Tiada Kata Yang Paling Indah Selain Terimakasih Yatim Mandiri dan MEC

Terimakasih Yatim Mandiri dan MEC – Didi Apidin Alumni MEC Angkatan 7 Asal Indramayu Inilah perjalanan hidup. Kamu tidak akan tahu.

Demikian yang dalami pemuda satu ini. Didi Apidin namanya. Biasa dipanggil Bidin. Pemuda asal Indramayu, Jawa Barat. Lahir, 13 mei 1992. Anak ke 6 dari 9 bersaudara.

Tertarik MEC ingin lebih mandiri, memperdalam ilmu agama dan sosial. Informasi MEC dari ustadznya di Pesantren Pasuruan. Ustadz Hamin Junaidi. Beliau yang daftarin ikut tes. Beliau juga yang anterin ke kampus MEC.

Dia bercerita hal terindah yang tidak pernah lupa di MEC ketika kegiatan enterpreneur. Pengalaman pertama kali. Tidak tahu cara ngomong yang baik.

Ditantang jualan. Dari pagi sampai sore keliling sekitar Gunung Sari. Pulang bawa uang hanya 5 ribu. Pengalaman luar biasa. Berjualan itu tidak mudah.

Namun itulah awal dia menyenangi dagang. Dapat ilmu bagaimana cara memasarkan barang dengan baik. Lebih bisa mengatur uang juga.

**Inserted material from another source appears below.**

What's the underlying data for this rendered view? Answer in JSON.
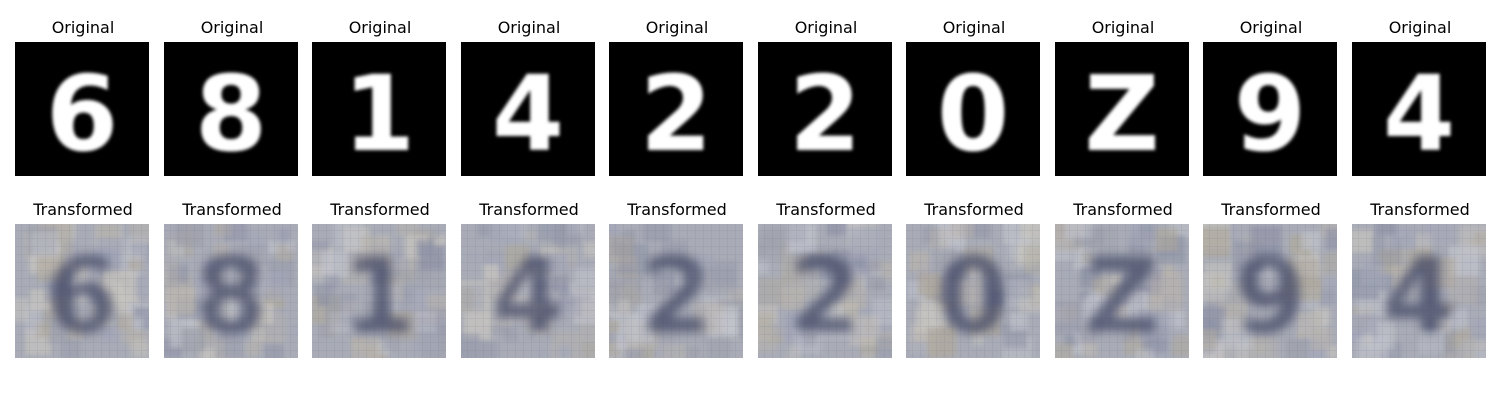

Banyak yang didapat selama di MEC. Makin pandai dagang. Jiwa-jiwa enterpreneurship tertanam. Jadi pribadi yang tegas, tangguh dan pantang menyerah. Bisa berbicara dengan baik. Baik personal maupun di depan umum.

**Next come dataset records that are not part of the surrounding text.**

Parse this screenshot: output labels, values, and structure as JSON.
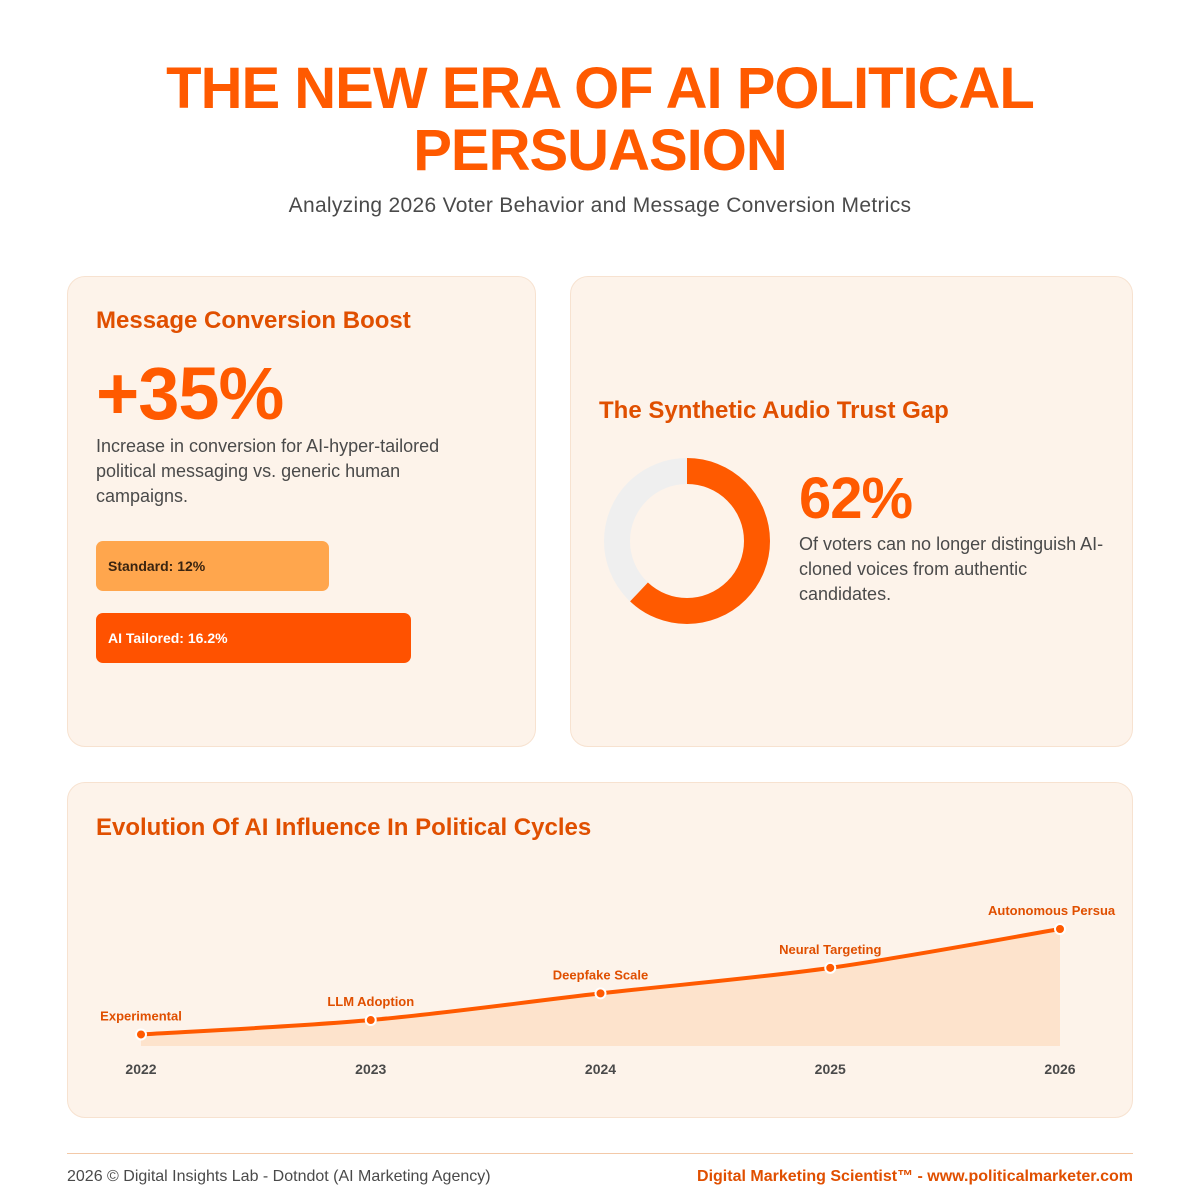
{
  "header": {
    "title_line1": "THE NEW ERA OF AI POLITICAL",
    "title_line2": "PERSUASION",
    "subtitle": "Analyzing 2026 Voter Behavior and Message Conversion Metrics"
  },
  "conversion": {
    "heading": "Message Conversion Boost",
    "stat": "+35%",
    "description": "Increase in conversion for AI-hyper-tailored political messaging vs. generic human campaigns.",
    "bars": [
      {
        "label": "Standard: 12%",
        "value": 12
      },
      {
        "label": "AI Tailored: 16.2%",
        "value": 16.2
      }
    ]
  },
  "trust_gap": {
    "heading": "The Synthetic Audio Trust Gap",
    "stat": "62%",
    "value": 62,
    "description": "Of voters can no longer distinguish AI-cloned voices from authentic candidates."
  },
  "timeline": {
    "heading": "Evolution Of AI Influence In Political Cycles",
    "points": [
      {
        "year": "2022",
        "label": "Experimental",
        "value": 5
      },
      {
        "year": "2023",
        "label": "LLM Adoption",
        "value": 18
      },
      {
        "year": "2024",
        "label": "Deepfake Scale",
        "value": 42
      },
      {
        "year": "2025",
        "label": "Neural Targeting",
        "value": 65
      },
      {
        "year": "2026",
        "label": "Autonomous Persua",
        "value": 100
      }
    ]
  },
  "footer": {
    "left": "2026 © Digital Insights Lab - Dotndot (AI Marketing Agency)",
    "right": "Digital Marketing Scientist™ - www.politicalmarketer.com"
  },
  "colors": {
    "accent": "#ff5a00",
    "accent_dark": "#e04f00",
    "standard_bar": "#ffa64d",
    "card_bg": "#fdf3ea",
    "donut_track": "#efefef"
  }
}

Karena dia ambil otomotif, jadi bisa service motor sendiri. Gak kuatir motornya tiba-tiba mati di tengah jalan. Realitanya meski jurusan otomotif kerjanya gak ada kaitan. Dari sisi rohani, alhamdulillah bacaan AL-QURANnya makin baik dan benar.
terimakasih yatim mandiri dan mec
Lulus MEC dia pulang ke pesantren Pasuruan. Kerja pertama di PT Rifa Connections. Bidang jasa travel dan investasi. Tidak lama pindah kerja ke PT Air Mancur.

Di tempatkan di area Pasuruan. Pertama kerja memang susah. Setelah dijalani akhirnya bisa dilaksanakan dengan baik. Aktifitasnya setelah kerja mengaji dan ngajar Al-Qur’an di pesantren.

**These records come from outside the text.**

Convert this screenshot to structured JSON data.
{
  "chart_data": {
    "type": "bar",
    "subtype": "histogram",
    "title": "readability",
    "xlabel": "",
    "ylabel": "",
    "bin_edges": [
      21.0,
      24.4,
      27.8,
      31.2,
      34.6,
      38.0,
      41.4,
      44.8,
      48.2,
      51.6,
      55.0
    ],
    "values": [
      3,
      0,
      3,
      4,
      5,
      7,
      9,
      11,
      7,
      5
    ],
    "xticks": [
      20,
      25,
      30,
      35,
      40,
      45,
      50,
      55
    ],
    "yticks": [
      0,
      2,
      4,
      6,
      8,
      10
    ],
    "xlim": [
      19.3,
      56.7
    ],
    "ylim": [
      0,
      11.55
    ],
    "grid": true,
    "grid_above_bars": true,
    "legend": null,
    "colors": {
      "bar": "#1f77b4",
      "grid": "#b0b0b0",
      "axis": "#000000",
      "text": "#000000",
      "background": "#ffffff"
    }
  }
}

Hari Minggu dia mengajar di Madrasah pondok. Penghasilan kerja buat kebutuhan sehari-hari, kirim ke ibunya dan bantu biaya pendidikan adik-adiknya.

Seiring waktu berjalan ada perubahan kebijakan di perusahaan. Akhirnya dia memutuskan resign. Kerja mandiri. Dagang produk Air Mancur, keripik setan, herbal nabati dan lain-lain.

Kemudian ibunya minta dia pulang kampung ke Indramayu. Meminta kerja yang dekat saja. Dia nurut. Kerja di PT Tosso Industry Indonesia di Cikarang.

Bagian mesin press. Saat itu bisa memenuhi kebutuhan pendidikan 3 orang adiknya. Di jalani selama 2 tahun.

Selesai kontrak dia memutuskan hijrah ke Jakarta. Bekerja menjadi kurir J&T express. Tepat kurir pickup paket. Customer/pelanggannya mencapai 6.500 paket/bulan.

terimakasih yatim mandiri dan mec

Setelah 1 tahun, karena prestasinya bagus dapat promosi jabatan ke kantor pusat J&T express. Di divisi inspeksi bagian audit cabang J&T seluruh Jakarta.

Alhamdulillah sekarang ini sudah hampir 3 tahun di J&T EXPRESS JAKARTA. Berharap suatu saat punya usaha sendiri yang terorganisasi dengan baik. Pelajaran mengelola perusahaan dia pelajari dari tempat kerja sekarang.

“Tiada kata yang paling indah. Terimakasih Yatim Mandiri dan MEC. Semoga semua dalam keadaan sehat aamiin yaa mujibassailiin,” doanya.